A petition seeking that prayers be allowed to the "Shivaling" found inside Varanasi's Gyanvapi mosque complex, will be heard by a local court. A fast-track court, in its order on the matter today, has said that the petition -- which also sought that Muslims be banned from the Gyanvapi mosque complex and it be handed over to Hindus -- is "maintainable". The court dismissed the challenge to the petition by the Gyanvapi mosque committee and fixed December 2 as the next date of hearing.
The petition before the fast track court was filed by an organisation called the Vishwa Vaidic Sanatan Sanstha.
Another court in Varanasi, the court of district judge AK Vishwesha, is already hearing the main petition related to the Gyanvapi dispute.
The mosque, located next to the iconic Kashi Vishwanath Temple, has been one of the three temple-mosque rows -- besides Ayodhya and Mathura -- which the BJP raised in the 1980s and 90s, gaining national prominence.
The decades-old legal dispute over the issue was escalated after the Supreme Court's judgment in favour of a temple in the Ram Janambhoomi-Babri Masjid issue.
The 'Shivling' was found earlier this year during a video survey carried out in the Gyanvapi temple complex following the orders of a lower court in Varanasi.
Five women had filed the initial petition, seeking permission for year-long prayers at a shrine inside the mosque complex.

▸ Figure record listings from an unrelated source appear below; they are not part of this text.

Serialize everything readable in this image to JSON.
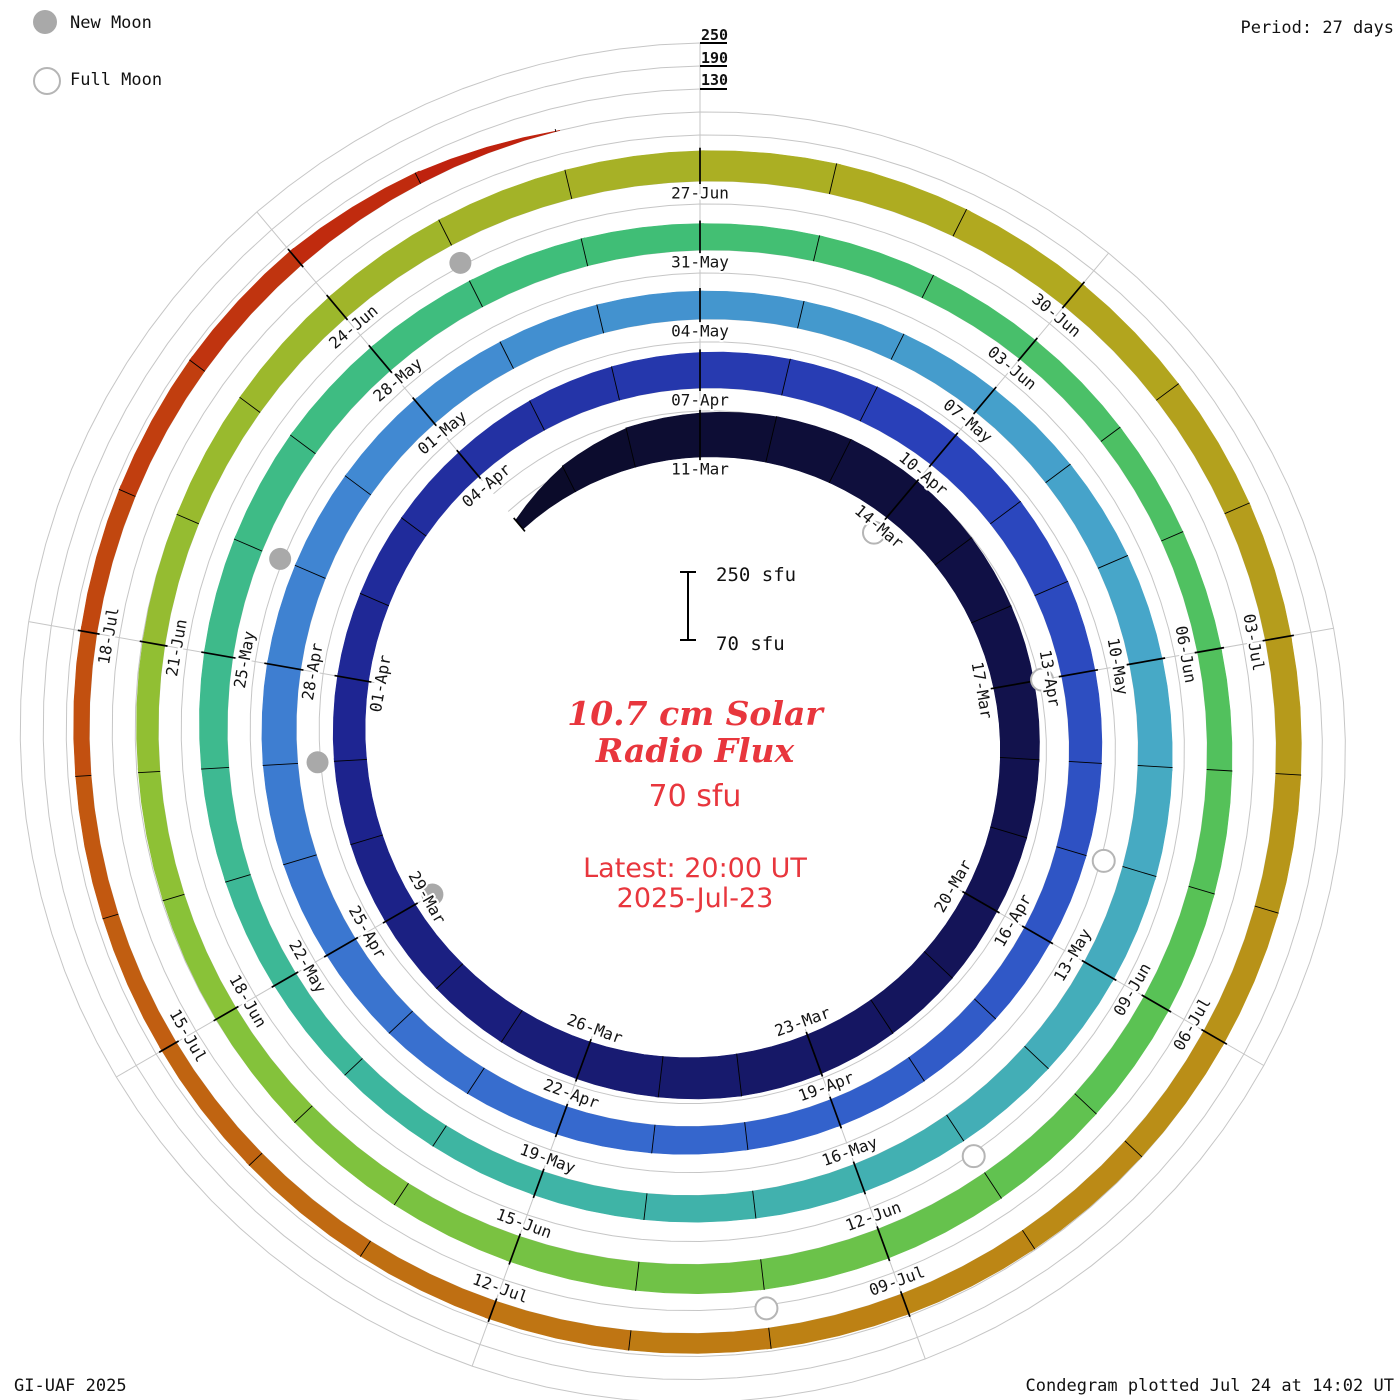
{
  "meta": {
    "period_label": "Period: 27 days",
    "credit": "GI-UAF 2025",
    "plotted_label": "Condegram plotted Jul 24 at 14:02 UT"
  },
  "legend": {
    "new_moon": "New Moon",
    "full_moon": "Full Moon"
  },
  "center": {
    "title_line1": "10.7 cm Solar",
    "title_line2": "Radio Flux",
    "latest_flux_label": "70 sfu",
    "latest_line1": "Latest: 20:00 UT",
    "latest_line2": "2025-Jul-23",
    "scale_top_label": "250 sfu",
    "scale_bottom_label": "70 sfu"
  },
  "radial_axis": {
    "labels": [
      "250",
      "190",
      "130"
    ],
    "values_sfu": [
      250,
      190,
      130
    ]
  },
  "chart_data": {
    "type": "spiral_polar_condegram",
    "title": "10.7 cm Solar Radio Flux",
    "period_days": 27,
    "rotation_direction": "clockwise",
    "start_angle": "top",
    "baseline_sfu": 70,
    "scale_max_sfu": 250,
    "grid_levels_sfu": [
      130,
      190,
      250
    ],
    "start_date": "2025-03-08",
    "label_epoch": "2025-03-11",
    "end_date": "2025-07-23",
    "latest_reading_sfu": 70,
    "latest_reading_time": "20:00 UT 2025-Jul-23",
    "tick_label_step_days": 3,
    "tick_labels": [
      "11-Mar",
      "14-Mar",
      "17-Mar",
      "20-Mar",
      "23-Mar",
      "26-Mar",
      "29-Mar",
      "01-Apr",
      "04-Apr",
      "07-Apr",
      "10-Apr",
      "13-Apr",
      "16-Apr",
      "19-Apr",
      "22-Apr",
      "25-Apr",
      "28-Apr",
      "01-May",
      "04-May",
      "07-May",
      "10-May",
      "13-May",
      "16-May",
      "19-May",
      "22-May",
      "25-May",
      "28-May",
      "31-May",
      "03-Jun",
      "06-Jun",
      "09-Jun",
      "12-Jun",
      "15-Jun",
      "18-Jun",
      "21-Jun",
      "24-Jun",
      "27-Jun",
      "30-Jun",
      "03-Jul",
      "06-Jul",
      "09-Jul",
      "12-Jul",
      "15-Jul",
      "18-Jul"
    ],
    "flux_sfu": [
      100,
      145,
      175,
      185,
      192,
      196,
      193,
      188,
      182,
      176,
      171,
      168,
      166,
      170,
      174,
      178,
      180,
      176,
      172,
      168,
      163,
      159,
      156,
      154,
      152,
      150,
      149,
      151,
      155,
      159,
      163,
      166,
      169,
      170,
      167,
      163,
      158,
      154,
      150,
      147,
      145,
      143,
      142,
      141,
      143,
      146,
      149,
      153,
      156,
      159,
      160,
      158,
      155,
      152,
      150,
      147,
      145,
      143,
      141,
      143,
      146,
      149,
      153,
      156,
      159,
      160,
      158,
      154,
      150,
      145,
      141,
      138,
      135,
      133,
      132,
      134,
      137,
      141,
      145,
      148,
      150,
      148,
      145,
      142,
      139,
      137,
      135,
      133,
      131,
      130,
      132,
      135,
      139,
      143,
      146,
      149,
      150,
      148,
      144,
      140,
      136,
      132,
      129,
      127,
      126,
      128,
      131,
      135,
      139,
      143,
      146,
      149,
      150,
      147,
      144,
      141,
      139,
      137,
      135,
      133,
      131,
      129,
      127,
      125,
      123,
      121,
      119,
      117,
      115,
      113,
      111,
      110,
      112,
      115,
      118,
      116,
      100,
      70
    ],
    "moons": {
      "new": [
        "2025-03-29",
        "2025-04-27",
        "2025-05-26",
        "2025-06-25"
      ],
      "full": [
        "2025-03-14",
        "2025-04-13",
        "2025-05-12",
        "2025-06-11",
        "2025-07-10"
      ]
    },
    "colors": {
      "annotation_red": "#e8363d",
      "grid_gray": "#c6c6c6",
      "moon_gray": "#a9a9a9",
      "tick_black": "#000000",
      "colormap": [
        [
          0.0,
          "#0b0b28"
        ],
        [
          0.095,
          "#14145a"
        ],
        [
          0.168,
          "#1d2490"
        ],
        [
          0.241,
          "#2a42bb"
        ],
        [
          0.314,
          "#3464cd"
        ],
        [
          0.387,
          "#4187d2"
        ],
        [
          0.46,
          "#47a8c8"
        ],
        [
          0.533,
          "#3db6a0"
        ],
        [
          0.606,
          "#3fbe78"
        ],
        [
          0.679,
          "#59c254"
        ],
        [
          0.752,
          "#8cc236"
        ],
        [
          0.825,
          "#b0ab20"
        ],
        [
          0.898,
          "#bd8414"
        ],
        [
          0.956,
          "#c25510"
        ],
        [
          1.0,
          "#bf1d0e"
        ]
      ]
    }
  }
}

They had claimed that ancient idols of Hindu gods and goddesses are located inside the mosque.
After the Supreme Court's intervention , the case was transferred to the court of Varanasi's seniormost judge, who later ruled that the case by the women was 'maintainable' and would be heard in court and dismissed the mosque committee's plea that the Hindu side's petition had no legal standing
The committee had cited the Places of Worship (Special Provisions) Act 1991, which maintains that the religious status of any place of worship should stay the way it was on August 15, 1947. Section 3 of the Act bars the conversion of places of worship. The Babri Masjid case was the exception.
The court ruled that the petitioners do not want ownership, but only the right to worship.
Four of the five women petitioners then filed a plea seeking "scientific investigation" of the "Shivaling", contending that it is necessary to determine its age.
The mosque committee objected to a scientific investigation, arguing that the object being called a "Shivaling" is actually a "fountain" for ritual ablutions.
The district judge's court then dismissed the scientific investigation plea.
Recently, a petition has been filed challenging the Constitutional validity of certain sections of the Places of Worship (Special Provisions) Act 1991 before the Supreme Court.